Wednesday, May 28, 2008

culinary assistance needed

So...another trip to Oto's yielded some culinary questions:

I bought a Taiwan gobo (burdock). It's a long (over three feet) skinny root. I consulted my cookbook and there were a couple of recipes but I also took a bite raw and found it to be really unpleasant. It tasted like licking a chlorinated pool. Anyone ever used this stuff for anything?

They also had green plums (ume) which they were touting as "in season" and "locally grown" which suckered me into buying them, but then when I tasted one, it was as hard and sour as....a green plum. I know that people eat them pickled but what the hell do you do with raw ones?

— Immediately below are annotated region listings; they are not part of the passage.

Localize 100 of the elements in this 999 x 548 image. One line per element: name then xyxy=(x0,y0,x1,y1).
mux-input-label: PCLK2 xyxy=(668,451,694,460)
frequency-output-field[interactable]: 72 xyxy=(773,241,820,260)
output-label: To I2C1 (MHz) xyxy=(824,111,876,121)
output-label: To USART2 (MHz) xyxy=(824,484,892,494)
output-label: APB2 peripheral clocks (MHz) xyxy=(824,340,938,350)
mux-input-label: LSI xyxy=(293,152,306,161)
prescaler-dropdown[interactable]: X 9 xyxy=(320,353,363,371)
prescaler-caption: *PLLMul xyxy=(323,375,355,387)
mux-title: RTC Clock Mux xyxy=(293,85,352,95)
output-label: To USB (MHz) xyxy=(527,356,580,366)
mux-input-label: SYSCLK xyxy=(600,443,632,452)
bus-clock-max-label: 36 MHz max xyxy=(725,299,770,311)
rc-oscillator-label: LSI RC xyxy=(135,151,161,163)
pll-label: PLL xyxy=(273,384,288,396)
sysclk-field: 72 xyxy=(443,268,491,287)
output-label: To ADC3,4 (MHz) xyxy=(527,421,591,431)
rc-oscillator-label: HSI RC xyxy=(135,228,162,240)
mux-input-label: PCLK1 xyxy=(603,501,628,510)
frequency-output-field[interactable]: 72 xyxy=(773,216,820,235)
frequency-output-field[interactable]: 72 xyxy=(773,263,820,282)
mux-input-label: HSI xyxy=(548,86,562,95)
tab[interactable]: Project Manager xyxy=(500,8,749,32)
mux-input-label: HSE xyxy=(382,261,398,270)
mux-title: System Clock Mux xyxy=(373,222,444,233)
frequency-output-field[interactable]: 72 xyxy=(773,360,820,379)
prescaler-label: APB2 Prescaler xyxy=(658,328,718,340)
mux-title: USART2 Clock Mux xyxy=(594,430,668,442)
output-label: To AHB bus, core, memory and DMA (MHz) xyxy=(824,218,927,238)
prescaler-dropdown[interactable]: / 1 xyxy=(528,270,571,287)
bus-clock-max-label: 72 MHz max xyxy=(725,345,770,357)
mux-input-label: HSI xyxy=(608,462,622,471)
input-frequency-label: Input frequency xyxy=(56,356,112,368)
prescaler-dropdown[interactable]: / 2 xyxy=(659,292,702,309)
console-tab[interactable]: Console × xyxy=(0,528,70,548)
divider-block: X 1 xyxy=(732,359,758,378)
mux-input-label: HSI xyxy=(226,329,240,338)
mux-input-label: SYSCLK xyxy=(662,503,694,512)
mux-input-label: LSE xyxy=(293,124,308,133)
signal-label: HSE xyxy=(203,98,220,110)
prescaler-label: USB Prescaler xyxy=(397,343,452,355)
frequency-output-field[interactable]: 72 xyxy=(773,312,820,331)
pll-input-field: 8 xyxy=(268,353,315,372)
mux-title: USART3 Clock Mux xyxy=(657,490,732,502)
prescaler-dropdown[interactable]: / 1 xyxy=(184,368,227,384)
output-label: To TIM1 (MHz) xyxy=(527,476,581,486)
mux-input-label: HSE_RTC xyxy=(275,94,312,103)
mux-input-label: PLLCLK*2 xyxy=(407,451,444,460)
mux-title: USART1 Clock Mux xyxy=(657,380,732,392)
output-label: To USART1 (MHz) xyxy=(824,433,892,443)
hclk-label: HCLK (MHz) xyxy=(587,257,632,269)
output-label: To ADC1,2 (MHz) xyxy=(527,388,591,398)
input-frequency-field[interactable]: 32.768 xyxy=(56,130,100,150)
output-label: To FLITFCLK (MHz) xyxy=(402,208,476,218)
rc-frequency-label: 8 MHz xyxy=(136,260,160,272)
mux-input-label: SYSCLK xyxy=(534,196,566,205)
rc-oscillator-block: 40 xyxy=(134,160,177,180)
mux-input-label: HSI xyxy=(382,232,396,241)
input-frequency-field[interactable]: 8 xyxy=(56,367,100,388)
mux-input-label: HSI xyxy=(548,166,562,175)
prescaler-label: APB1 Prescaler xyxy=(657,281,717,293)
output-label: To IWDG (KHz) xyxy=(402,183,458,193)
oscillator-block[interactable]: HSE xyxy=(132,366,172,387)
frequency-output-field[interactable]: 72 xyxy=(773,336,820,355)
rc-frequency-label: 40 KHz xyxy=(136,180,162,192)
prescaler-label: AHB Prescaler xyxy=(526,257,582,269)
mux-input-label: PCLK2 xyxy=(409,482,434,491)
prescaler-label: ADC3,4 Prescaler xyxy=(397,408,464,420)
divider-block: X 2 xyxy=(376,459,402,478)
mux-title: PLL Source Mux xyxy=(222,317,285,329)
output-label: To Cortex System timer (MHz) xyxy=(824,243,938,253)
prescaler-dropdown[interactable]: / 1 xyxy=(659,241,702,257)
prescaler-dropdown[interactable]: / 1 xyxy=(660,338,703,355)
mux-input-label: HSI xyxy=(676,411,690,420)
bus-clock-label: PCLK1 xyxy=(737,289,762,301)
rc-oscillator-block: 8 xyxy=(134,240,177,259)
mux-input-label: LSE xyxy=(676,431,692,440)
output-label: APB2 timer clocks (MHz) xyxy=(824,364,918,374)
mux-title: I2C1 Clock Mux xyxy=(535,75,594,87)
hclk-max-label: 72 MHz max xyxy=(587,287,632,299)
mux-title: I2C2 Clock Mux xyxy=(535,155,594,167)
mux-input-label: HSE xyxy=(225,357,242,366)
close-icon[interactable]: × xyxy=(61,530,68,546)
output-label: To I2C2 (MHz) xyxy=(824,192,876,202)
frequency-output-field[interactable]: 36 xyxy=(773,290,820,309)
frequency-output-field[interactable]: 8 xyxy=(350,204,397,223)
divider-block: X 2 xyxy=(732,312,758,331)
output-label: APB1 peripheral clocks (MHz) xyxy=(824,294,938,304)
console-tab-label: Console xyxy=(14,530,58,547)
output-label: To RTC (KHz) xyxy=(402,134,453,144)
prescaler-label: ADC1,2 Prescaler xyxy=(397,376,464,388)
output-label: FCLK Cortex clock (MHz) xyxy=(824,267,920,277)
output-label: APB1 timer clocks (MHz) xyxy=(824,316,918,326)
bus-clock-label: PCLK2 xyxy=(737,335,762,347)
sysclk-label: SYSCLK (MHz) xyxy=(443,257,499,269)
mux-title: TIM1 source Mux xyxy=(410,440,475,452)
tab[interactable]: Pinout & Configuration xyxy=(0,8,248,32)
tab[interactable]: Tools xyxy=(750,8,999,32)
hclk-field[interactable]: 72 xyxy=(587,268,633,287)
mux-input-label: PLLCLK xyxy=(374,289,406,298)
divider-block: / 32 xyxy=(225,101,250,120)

I bought some preserved tofu in a jar which I was excited to try, but the jar was leaking so I had to throw it out. I also got some fresh bamboo shoot (it's in a tub in the front near the vegetables, floating in liquid) which was tasty to snack on. It reminded me of canned pineapple. I went for some frozen eel that was touted as organically farmed and it was really good over rice.

9 comments:

Anonymous said...

A popular Japanese dish is kinpira gobō (julienned or shredded burdock root and carrot, braised with soy sauce, sugar, mirin and/or sake, and sesame oil)

I've seen people eat those green plums with salt which counteracts the acidity.

I love eel over rice!

beckler said...

thanks! i'll try that with the burdock.

Liv Moe said...

ume are good soaked in booze. in fact i don't think i've had 'em any other way. my ma worked on the design for a sake/plum wine plant in napa years ago and we had plum stuff galore for a while.

Alice said...

i think dani had a burdock root recipe that included a wasabi dipping sauce. baked burdock (cut it up like carrot sticks) on its own isn't that exciting, however.

Anonymous said...

tempura burdock is killer.Slice/Shred it nice and thin.It should be like those rubicon fries when ya fry it.Kinda boxy--but more crucnchy when done.I have planted burdock.It took digging a very deep trench.Then planting the seeds.Next was covering the trench and then building a mound above the trench.The trench was wide(1.5 m) and long(50 m).Raining season was coming so we had to pat down the loose dirt.Maybe your gobo/burdock was made with too many chemicals.I`ve eaten it raw here and it tasted like fiber/wood with a little tangy/sour taste.People here have used it in a martini instead of the olive.But maybe that was just one bar here in the land of fire.My mom in law is getting her organic farmers permit.Melon season is coming soon .Anybody try a melon from japan??There are amazing!!!and expensive.
PT Farmer --JAY

Anonymous said...

Is the preserved tofu that you got the chinese fermented tofu? I love that stuff! It tastes like blue cheese. I think it's great as a condiment, rather than the main event. Say you have a bowl of rice with vegetables, throw some of the fermented tofu in there, and it's a very lively accompaniment. I like the spicy kind.

-mh

Anonymous said...

Fermented tofu is also delicious with congee. That's how we ate it as kids.

-gw

beckler said...

yeah, that's what I got. I never have been able to locate it at the asian food center, but i found it at oto's. it was probably fine, but the fact that it had no seal freaked me out. call me crazy, but i'm pretty scared of botulism.

Liv Moe said...

ha! i'm pretty scared of botulism too. perhaps not as scared as you seeing as how i can my own food and eat it all the time but.... jam attack and i were talking about the state fair's various competitions over the weekend and it hit me how crazy it must be to judge the home canning division. the home canned stuff i eat i'm totally familiar with but eating the canned goods of strangers seems freaky!